Actually, let’s make that four…

Editor’s note: In the structure model I use, the Predicament has been removed as a story requirement. It’s such an inherent piece that I’ve never seen it missing when the Climax is presented clearly. No need to muddle things up!

Our entire lives we’ve been inundated with stories. Whether you prefer to read (which I’m assuming you do since you’re a writer), watch television, watch movies, or listen to your great-grandparents, we can’t escape that fact, nor would we want to! Stories are our lives. We know them so well that, as a consumer, we know when a story is working the way it should, and when it’s not.

It’s when it’s not that’s the hard part. Have you ever been to your mother’s house, time and again, where everything is exactly the same, time and again? Then suddenly, you head over for Sunday dinner and something is…off. You can’t put your finger on it, but there’s something missing. So, you search, but come up empty-handed. Finally, you find out the vase that sat in the hutch for years had been removed.

Why did it take you so long to figure that out? Because you were so used to looking at the same decorations you failed to notice it. The same goes for story structure. We are so used to seeing the same basic story structure over and over, we don’t see what throws it off.

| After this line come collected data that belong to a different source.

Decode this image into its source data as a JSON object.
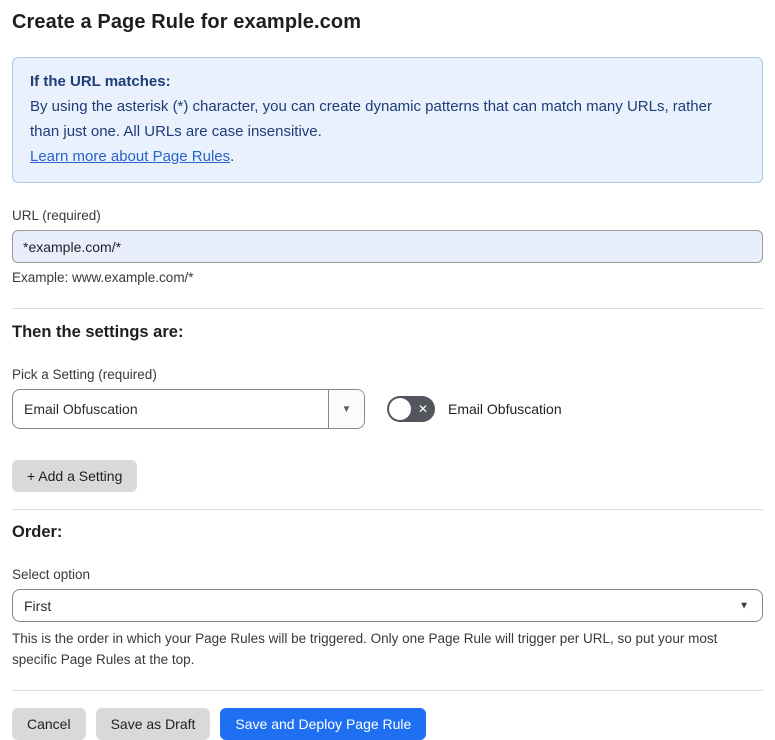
{
  "page": {
    "title": "Create a Page Rule for example.com"
  },
  "info_box": {
    "heading": "If the URL matches:",
    "body": "By using the asterisk (*) character, you can create dynamic patterns that can match many URLs, rather than just one. All URLs are case insensitive.",
    "link": "Learn more about Page Rules",
    "link_suffix": "."
  },
  "url_field": {
    "label": "URL (required)",
    "value": "*example.com/*",
    "helper": "Example: www.example.com/*"
  },
  "settings_section": {
    "heading": "Then the settings are:",
    "picker_label": "Pick a Setting (required)",
    "picker_value": "Email Obfuscation",
    "picker_arrow": "▼",
    "toggle_label": "Email Obfuscation",
    "toggle_state": "off",
    "toggle_glyph": "✕",
    "add_button": "+ Add a Setting"
  },
  "order_section": {
    "heading": "Order:",
    "select_label": "Select option",
    "select_value": "First",
    "select_arrow": "▼",
    "helper": "This is the order in which your Page Rules will be triggered. Only one Page Rule will trigger per URL, so put your most specific Page Rules at the top."
  },
  "footer": {
    "cancel": "Cancel",
    "save_draft": "Save as Draft",
    "save_deploy": "Save and Deploy Page Rule"
  },
  "colors": {
    "accent_blue": "#1f6ff2",
    "info_bg": "#e9f1fc",
    "info_border": "#a9c8ee",
    "info_text": "#1e3c78",
    "link_blue": "#2a62c9",
    "input_bg": "#e8eefc",
    "toggle_off_bg": "#53565c",
    "button_gray": "#d9d9d9"
  }
}
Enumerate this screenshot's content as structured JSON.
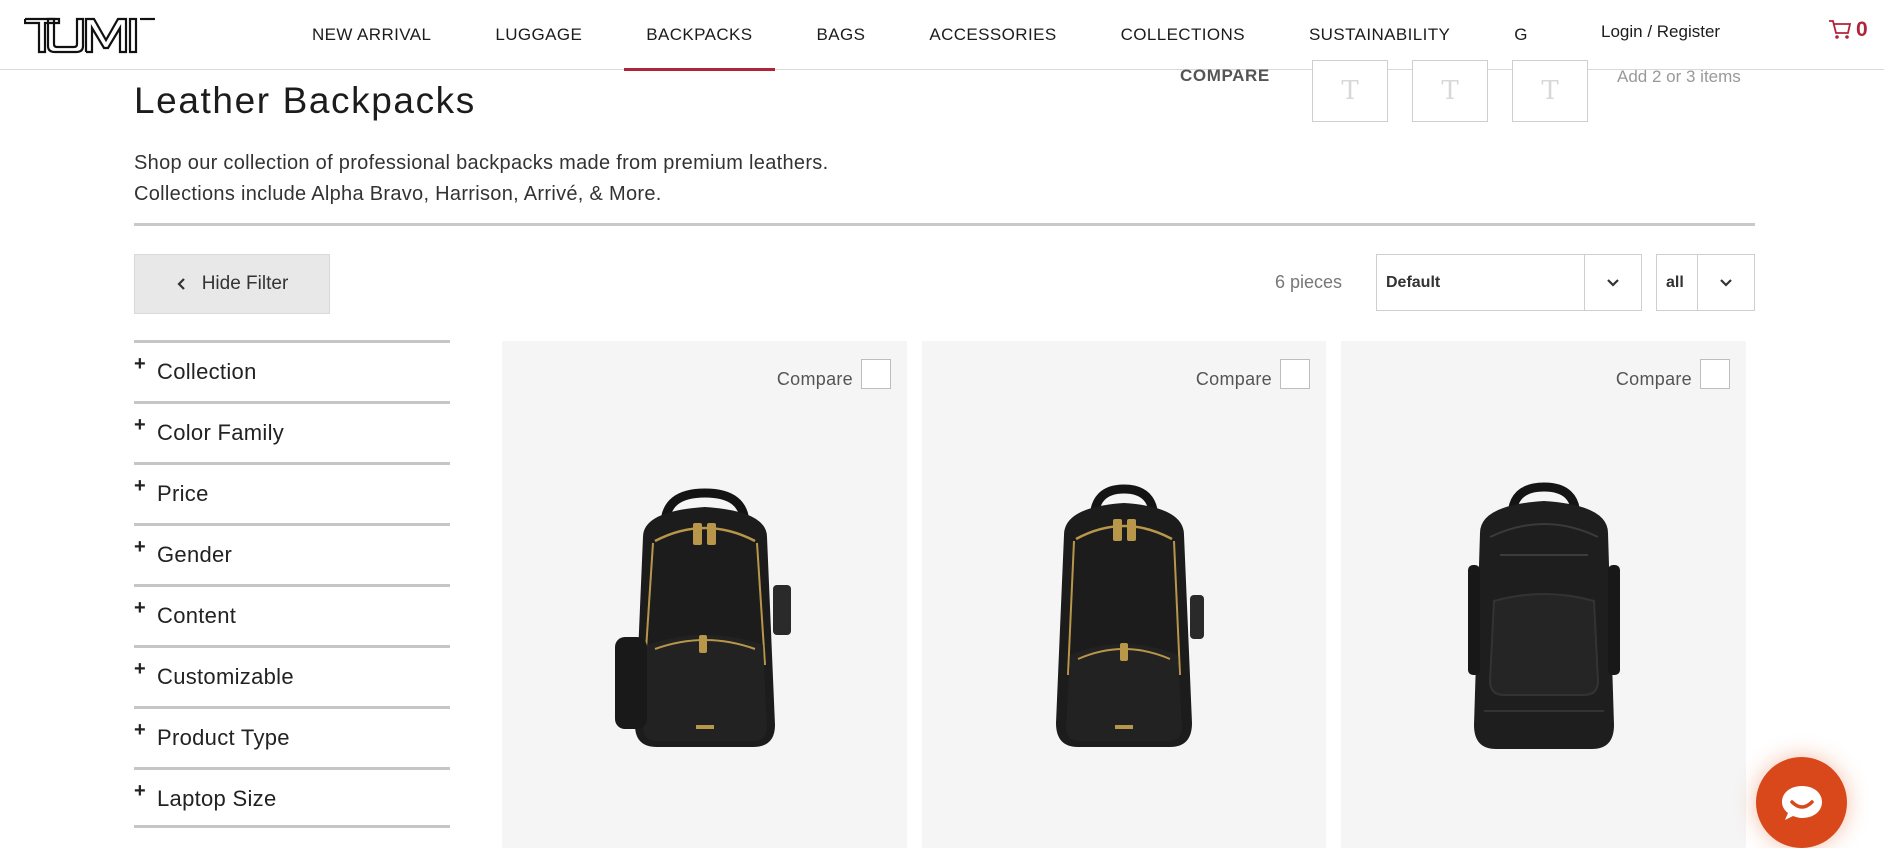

To be classified as a story, the structure must have the Five Requirements. There are different ways of presenting them, like your mom’s house compared to mine, but they’re all there. The couch, the TV, the kitchen table. Each genre has its different Essential Scenes and conventions, but each of them still meets the Five Requirements.

The first Requirement is the Inciting Incident. This is the launching point of the story; it’s the part that forces the protagonist to react. Up until this point, it’s been set up for what’s going to happen: characters are introduced and worlds are built. Without this, there’s no way to tell what type of growth the character is going to experience.

The tricky thing about the Inciting Incident is that it somehow must tie in with the Climax of the plot. It needs to take the character from the way he is now, and hint at the way he’s going to be at the end. All without being obvious about what’s going to happen between the two.

Each story needs complication or Conflict. If you don’t see a character go through trials and tribulations, why bother? We want to see someone go through hard times, and more importantly, how they deal with it. A bit morose, like watching a train wreck, but true. These complications can happen internally, the character has a hard time mentally and/or emotionally dealing with certain challenges, or externally when there are outside forces working against them.

These complications must build upon each other, with the next one being more difficult than the last. These will build, most with a point of no return for the character, until the climax is finally reached. It’s the building of anticipation and tension that keeps readers reading instead of heading to bed. There can be as little as one conflict, such as in a short story (no, not all, but the shortest of shorts), or a series that builds within a novel.

All of these complications must build to the protagonist asking a big question or them being put into a Predicament. Depending on the genre, it can be as vague as, “Who am I?” to as specific as, “Will Captain Karen Walden receive the Medal of Honor?” in Courage Under Fire (there is also an internal Predicament that Lt. Col. Nat Serling goes through, but for our purposes, let’s focus on the external).

All of the conflicts up to this point have asked the same questions. They complicate the answer, but the main Predicament is presented as plainly as possible just before the Climax.

The Climax of the story is when that burning question on everyone’s mind, the Predicament, is finally answered. It’s usually a series of events, a fight, or a specific moment that all the conflicts point to and eventually make clear.

That sounds a bit short for the most exciting part of the book, right? The thing that makes the story work, is that all the unanswered questions get answered, all the clues are put together, and everything is cleared up. Between the Predicament and the Climax can be a series of battles, internal or external, reflections, the reveal of clues, etc. to really make this exciting.

We can’t have all that action and reflection built and not have anywhere to go. That’s why the Resolution is so important. It lets us know that the protagonist or his world has changed and it ties up loose ends. This is the part that tells us that life goes on for the characters. There will be more adventures and more growth for them to come, whether or not a sequel is published.